Division of Cardiovascular Medicine Tsuchiura Kyodo General Hospital Ibaraki Japan.
Department of Cardiovascular Medicine Tokyo Medical and Dental University Tokyo Japan.
J Am Heart Assoc. 2022 Mar;11(5):e023519. doi: 10.1161/JAHA.121.023519. Epub 2022 Feb 18.
Background This study aimed to evaluate the prognostic value of hyperemic coronary sinus flow (h-CSF) and global coronary flow reserve (g-CFR) obtained by phase-contrast cine-magnetic resonance imaging in patients with acute myocardial infarction (MI). Methods and Results This retrospective study analyzed patients with acute MI (n=523) who underwent primary (ST-segment-elevation MI) or urgent (non-ST-segment-elevation MI) percutaneous coronary intervention. Absolute coronary sinus blood flow (CSF) at rest and during vasodilator stress hyperemia was quantified at 30 days (24-36 days) after the index infarct-related lesion percutaneous coronary intervention and revascularization of functionally significant non-infarct-related lesions. We used Cox proportional hazards regression modeling to examine the association between h-CSF, g-CFR, and major adverse cardiac events defined as all-cause death, nonfatal MI, hospitalization for congestive heart failure, and stroke. Finally, 325 patients with ST-segment-elevation MI (62.1%) and 198 patients with non-ST-segment-elevation MI (37.9%) were studied over a median follow-up of 2.5 years. The rest CSF, h-CSF, and g-CFR were 0.94 (0.68-1.26) mL/min per g, 2.05 (1.42-2.73) mL/min per g, and 2.17 (1.54-3.03), respectively. Major adverse cardiac events occurred in 62 patients, and Cox proportional hazards analysis showed that h-CSF and g-CFR were independent predictors of major adverse cardiac events (h-CSF: hazard ratio [HR], 0.64; 95% CI, 0.47-0.88; =0.005; g-CFR: HR, 0.62; 95% CI, 0.47-0.82; =0.001). When stratified by h-CSF and g-CFR, cardiac event-free survival was the worst in patients with concordantly impaired h-CSF (<1.6 mL/min per g) and g-CFR (<1.7) (<0.001). Conclusions Global coronary sinus flow quantification using phase-contrast cine-magnetic resonance imaging provided significant prognostic information independent of infarction size and conventional risk factors in patients with acute MI undergoing revascularization.

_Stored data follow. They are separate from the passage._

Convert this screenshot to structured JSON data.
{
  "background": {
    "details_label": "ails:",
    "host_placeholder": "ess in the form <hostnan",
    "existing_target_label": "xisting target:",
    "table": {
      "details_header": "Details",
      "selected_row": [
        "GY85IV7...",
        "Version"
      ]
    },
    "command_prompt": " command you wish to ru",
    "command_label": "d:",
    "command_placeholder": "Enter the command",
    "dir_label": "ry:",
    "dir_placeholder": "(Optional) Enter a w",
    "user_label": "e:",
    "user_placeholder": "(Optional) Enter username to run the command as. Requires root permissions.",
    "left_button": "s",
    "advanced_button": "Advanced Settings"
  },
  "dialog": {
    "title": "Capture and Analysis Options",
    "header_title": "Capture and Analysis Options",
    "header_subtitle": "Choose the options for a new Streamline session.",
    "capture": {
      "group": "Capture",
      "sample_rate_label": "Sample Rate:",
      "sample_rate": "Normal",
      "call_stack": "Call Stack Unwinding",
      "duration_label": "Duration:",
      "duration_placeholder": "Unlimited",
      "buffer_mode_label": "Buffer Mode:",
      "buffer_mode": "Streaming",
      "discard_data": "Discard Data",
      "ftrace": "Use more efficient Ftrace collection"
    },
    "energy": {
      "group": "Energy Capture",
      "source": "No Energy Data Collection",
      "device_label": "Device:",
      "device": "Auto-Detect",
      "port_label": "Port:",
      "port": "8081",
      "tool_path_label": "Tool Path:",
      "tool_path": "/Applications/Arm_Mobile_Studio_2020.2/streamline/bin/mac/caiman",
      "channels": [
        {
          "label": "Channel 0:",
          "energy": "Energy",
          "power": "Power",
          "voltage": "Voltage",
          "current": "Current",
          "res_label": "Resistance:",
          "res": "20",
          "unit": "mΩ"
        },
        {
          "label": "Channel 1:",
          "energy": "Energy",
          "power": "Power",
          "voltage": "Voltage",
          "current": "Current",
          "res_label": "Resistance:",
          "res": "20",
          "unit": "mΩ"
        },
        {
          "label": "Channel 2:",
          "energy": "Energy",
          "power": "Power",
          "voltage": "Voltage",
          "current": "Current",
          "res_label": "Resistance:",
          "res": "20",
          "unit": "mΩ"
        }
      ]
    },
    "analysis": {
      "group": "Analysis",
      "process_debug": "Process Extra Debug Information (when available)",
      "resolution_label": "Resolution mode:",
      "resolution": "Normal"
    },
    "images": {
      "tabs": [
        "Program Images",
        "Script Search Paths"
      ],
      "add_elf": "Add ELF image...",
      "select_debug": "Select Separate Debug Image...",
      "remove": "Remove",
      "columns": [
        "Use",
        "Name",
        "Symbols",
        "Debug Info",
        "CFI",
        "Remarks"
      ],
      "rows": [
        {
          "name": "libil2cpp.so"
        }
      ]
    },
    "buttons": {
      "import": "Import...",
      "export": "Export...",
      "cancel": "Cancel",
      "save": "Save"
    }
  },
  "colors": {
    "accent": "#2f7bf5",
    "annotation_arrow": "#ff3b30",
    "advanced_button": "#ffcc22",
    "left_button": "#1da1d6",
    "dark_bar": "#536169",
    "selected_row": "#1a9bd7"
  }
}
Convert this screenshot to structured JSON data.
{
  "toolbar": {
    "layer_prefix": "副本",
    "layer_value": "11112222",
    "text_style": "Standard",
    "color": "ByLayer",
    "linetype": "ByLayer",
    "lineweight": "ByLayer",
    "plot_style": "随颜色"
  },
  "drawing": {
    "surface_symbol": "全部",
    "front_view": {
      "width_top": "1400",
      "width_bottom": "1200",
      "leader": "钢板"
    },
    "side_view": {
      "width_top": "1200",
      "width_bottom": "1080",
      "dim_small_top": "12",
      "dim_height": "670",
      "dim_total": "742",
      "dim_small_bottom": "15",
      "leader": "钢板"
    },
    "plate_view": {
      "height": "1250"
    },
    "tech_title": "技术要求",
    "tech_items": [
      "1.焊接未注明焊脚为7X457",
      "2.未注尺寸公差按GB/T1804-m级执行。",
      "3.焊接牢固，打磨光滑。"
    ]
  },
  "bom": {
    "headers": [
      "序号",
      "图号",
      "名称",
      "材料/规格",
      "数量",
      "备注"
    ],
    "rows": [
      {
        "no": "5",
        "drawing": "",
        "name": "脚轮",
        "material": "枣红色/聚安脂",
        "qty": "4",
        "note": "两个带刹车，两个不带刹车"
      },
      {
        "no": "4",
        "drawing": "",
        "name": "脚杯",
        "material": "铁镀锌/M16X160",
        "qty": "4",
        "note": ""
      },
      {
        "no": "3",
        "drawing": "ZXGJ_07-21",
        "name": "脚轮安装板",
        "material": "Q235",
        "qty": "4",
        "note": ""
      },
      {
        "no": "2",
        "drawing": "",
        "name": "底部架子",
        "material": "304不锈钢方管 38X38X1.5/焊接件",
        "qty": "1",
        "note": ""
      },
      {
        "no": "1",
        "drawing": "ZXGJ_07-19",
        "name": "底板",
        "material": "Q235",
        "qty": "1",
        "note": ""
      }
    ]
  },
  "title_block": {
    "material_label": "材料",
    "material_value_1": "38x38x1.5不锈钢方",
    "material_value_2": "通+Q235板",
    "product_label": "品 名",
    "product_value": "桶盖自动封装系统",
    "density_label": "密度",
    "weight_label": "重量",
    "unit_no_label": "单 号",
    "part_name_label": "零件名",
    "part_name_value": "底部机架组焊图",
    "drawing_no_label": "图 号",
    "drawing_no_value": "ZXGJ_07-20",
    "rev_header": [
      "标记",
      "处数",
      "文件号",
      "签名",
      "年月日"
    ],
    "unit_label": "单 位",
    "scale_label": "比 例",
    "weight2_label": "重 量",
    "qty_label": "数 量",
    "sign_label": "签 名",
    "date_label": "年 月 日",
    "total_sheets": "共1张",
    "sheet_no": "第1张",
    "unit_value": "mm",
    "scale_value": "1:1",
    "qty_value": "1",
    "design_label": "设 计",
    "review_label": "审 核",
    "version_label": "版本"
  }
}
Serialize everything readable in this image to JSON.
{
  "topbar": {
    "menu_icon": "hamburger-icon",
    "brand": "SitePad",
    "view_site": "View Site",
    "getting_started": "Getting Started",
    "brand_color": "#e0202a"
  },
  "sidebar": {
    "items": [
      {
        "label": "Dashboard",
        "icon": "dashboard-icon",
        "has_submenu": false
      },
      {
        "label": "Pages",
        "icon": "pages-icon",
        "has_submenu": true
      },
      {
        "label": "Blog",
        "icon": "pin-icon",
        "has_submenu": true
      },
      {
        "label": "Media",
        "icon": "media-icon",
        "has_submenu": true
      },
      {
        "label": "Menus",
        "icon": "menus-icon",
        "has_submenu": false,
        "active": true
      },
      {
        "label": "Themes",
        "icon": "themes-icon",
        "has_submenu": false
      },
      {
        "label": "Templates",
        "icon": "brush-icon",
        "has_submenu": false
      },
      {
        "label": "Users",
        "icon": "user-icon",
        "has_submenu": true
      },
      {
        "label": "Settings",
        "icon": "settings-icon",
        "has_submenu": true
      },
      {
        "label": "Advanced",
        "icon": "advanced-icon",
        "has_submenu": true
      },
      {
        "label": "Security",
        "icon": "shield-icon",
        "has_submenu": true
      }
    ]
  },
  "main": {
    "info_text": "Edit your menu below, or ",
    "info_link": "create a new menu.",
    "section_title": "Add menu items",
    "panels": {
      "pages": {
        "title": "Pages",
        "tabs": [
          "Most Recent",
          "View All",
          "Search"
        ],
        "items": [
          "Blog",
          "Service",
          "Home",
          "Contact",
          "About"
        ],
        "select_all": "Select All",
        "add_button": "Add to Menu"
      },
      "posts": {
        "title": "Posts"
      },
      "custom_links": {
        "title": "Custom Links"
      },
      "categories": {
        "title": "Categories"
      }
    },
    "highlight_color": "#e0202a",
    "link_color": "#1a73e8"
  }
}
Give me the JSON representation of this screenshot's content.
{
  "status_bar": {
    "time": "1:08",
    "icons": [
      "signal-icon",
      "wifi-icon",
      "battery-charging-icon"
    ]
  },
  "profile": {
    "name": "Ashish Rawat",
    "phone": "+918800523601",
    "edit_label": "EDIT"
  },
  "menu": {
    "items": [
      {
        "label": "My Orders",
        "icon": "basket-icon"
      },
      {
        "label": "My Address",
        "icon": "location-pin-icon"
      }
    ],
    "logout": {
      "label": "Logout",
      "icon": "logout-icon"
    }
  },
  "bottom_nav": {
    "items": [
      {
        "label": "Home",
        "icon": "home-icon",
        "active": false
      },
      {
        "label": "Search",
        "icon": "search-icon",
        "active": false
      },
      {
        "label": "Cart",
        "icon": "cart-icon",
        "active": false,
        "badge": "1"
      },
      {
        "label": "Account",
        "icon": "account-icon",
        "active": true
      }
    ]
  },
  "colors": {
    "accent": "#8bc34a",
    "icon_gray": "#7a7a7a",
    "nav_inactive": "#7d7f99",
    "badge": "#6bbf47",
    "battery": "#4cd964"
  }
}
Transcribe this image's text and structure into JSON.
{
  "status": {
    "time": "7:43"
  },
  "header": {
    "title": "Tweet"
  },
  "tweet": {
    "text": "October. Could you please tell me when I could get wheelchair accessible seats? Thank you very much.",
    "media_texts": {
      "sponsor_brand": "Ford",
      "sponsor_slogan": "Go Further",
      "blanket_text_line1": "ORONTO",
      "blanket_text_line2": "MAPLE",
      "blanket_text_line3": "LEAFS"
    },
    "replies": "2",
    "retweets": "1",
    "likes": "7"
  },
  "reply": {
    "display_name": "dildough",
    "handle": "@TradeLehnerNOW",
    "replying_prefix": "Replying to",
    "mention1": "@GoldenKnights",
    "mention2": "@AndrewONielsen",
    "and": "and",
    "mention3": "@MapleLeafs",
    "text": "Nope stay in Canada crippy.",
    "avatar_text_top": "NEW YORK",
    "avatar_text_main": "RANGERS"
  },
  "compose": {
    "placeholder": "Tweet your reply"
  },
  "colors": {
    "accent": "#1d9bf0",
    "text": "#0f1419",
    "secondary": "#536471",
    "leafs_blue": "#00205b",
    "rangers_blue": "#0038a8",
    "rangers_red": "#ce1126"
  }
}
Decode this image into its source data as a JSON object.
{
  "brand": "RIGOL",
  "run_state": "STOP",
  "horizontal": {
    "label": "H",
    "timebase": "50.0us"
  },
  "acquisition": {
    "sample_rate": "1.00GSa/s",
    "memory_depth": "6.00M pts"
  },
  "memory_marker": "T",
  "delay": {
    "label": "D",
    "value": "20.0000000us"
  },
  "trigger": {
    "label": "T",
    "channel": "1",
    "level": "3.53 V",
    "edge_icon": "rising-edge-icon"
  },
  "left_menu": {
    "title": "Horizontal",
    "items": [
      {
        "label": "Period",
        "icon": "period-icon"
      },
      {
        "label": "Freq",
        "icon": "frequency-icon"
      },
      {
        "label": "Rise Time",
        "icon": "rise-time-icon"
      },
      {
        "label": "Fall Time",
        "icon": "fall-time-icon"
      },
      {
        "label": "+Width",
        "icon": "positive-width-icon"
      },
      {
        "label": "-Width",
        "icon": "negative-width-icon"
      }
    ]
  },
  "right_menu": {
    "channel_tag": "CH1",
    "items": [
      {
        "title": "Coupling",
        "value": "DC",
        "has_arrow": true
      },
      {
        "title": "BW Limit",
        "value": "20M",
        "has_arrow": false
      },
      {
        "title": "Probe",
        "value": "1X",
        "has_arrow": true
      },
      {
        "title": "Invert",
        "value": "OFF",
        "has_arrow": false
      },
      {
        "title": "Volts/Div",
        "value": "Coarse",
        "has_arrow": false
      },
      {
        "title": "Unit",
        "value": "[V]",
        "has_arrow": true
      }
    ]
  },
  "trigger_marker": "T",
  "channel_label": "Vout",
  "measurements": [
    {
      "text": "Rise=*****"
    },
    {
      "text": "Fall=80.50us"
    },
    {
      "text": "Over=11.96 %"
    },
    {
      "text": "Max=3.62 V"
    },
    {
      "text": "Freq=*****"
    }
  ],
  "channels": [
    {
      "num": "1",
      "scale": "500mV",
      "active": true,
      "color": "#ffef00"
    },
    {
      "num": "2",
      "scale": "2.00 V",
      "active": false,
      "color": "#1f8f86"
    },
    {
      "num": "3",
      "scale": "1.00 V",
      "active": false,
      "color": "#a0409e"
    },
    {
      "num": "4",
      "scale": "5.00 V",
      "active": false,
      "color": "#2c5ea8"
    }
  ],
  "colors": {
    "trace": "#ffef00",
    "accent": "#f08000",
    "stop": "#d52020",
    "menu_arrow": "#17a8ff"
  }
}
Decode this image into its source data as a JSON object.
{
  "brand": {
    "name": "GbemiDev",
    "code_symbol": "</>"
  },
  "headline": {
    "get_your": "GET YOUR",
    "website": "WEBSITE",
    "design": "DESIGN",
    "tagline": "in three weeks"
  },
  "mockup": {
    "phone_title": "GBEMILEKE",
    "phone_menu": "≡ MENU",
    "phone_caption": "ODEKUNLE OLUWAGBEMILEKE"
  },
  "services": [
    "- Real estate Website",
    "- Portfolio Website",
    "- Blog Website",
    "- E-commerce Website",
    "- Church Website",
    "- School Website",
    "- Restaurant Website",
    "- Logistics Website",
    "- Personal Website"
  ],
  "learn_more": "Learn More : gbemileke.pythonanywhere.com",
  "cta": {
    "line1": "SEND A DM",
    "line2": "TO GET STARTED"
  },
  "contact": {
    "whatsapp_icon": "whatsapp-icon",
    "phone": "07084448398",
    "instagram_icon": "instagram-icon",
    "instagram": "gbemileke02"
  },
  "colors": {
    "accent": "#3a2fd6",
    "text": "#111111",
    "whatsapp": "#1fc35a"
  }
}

本研究旨在评估相位对比电影磁共振成像(cine-MRI)测量的充血性冠状窦血流(h-CSF)和整体冠状动脉血流储备(g-CFR)在急性心肌梗死(MI)患者中的预后价值。
这项回顾性研究分析了 523 名接受直接(ST 段抬高型 MI)或紧急(非 ST 段抬高型 MI)经皮冠状动脉介入治疗的急性 MI 患者。在指数梗死相关病变经皮冠状动脉介入治疗和功能重要的非梗死相关病变血运重建后 30 天(24-36 天),定量评估静息和血管扩张剂充血时的绝对冠状窦血流(CSF)。我们使用 Cox 比例风险回归模型来检查 h-CSF、g-CFR 与主要不良心脏事件(定义为全因死亡、非致死性 MI、充血性心力衰竭住院和卒中)之间的关联。最终,对中位随访 2.5 年的 325 名 ST 段抬高型 MI 患者(62.1%)和 198 名非 ST 段抬高型 MI 患者(37.9%)进行了研究。残余 CSF、h-CSF 和 g-CFR 分别为 0.94(0.68-1.26)mL/min/g、2.05(1.42-2.73)mL/min/g 和 2.17(1.54-3.03)。62 例患者发生主要不良心脏事件,Cox 比例风险分析显示 h-CSF 和 g-CFR 是主要不良心脏事件的独立预测因素(h-CSF:危险比 [HR],0.64;95%CI,0.47-0.88;=0.005;g-CFR:HR,0.62;95%CI,0.47-0.82;=0.001)。当按 h-CSF 和 g-CFR 分层时,在 h-CSF(<1.6 mL/min/g)和 g-CFR(<1.7)均受损的患者中,心脏无事件生存率最差(<0.001)。
经皮冠状动脉介入治疗后,使用相位对比电影磁共振成像定量评估整体冠状窦血流可为急性 MI 患者提供独立于梗死面积和传统危险因素的重要预后信息。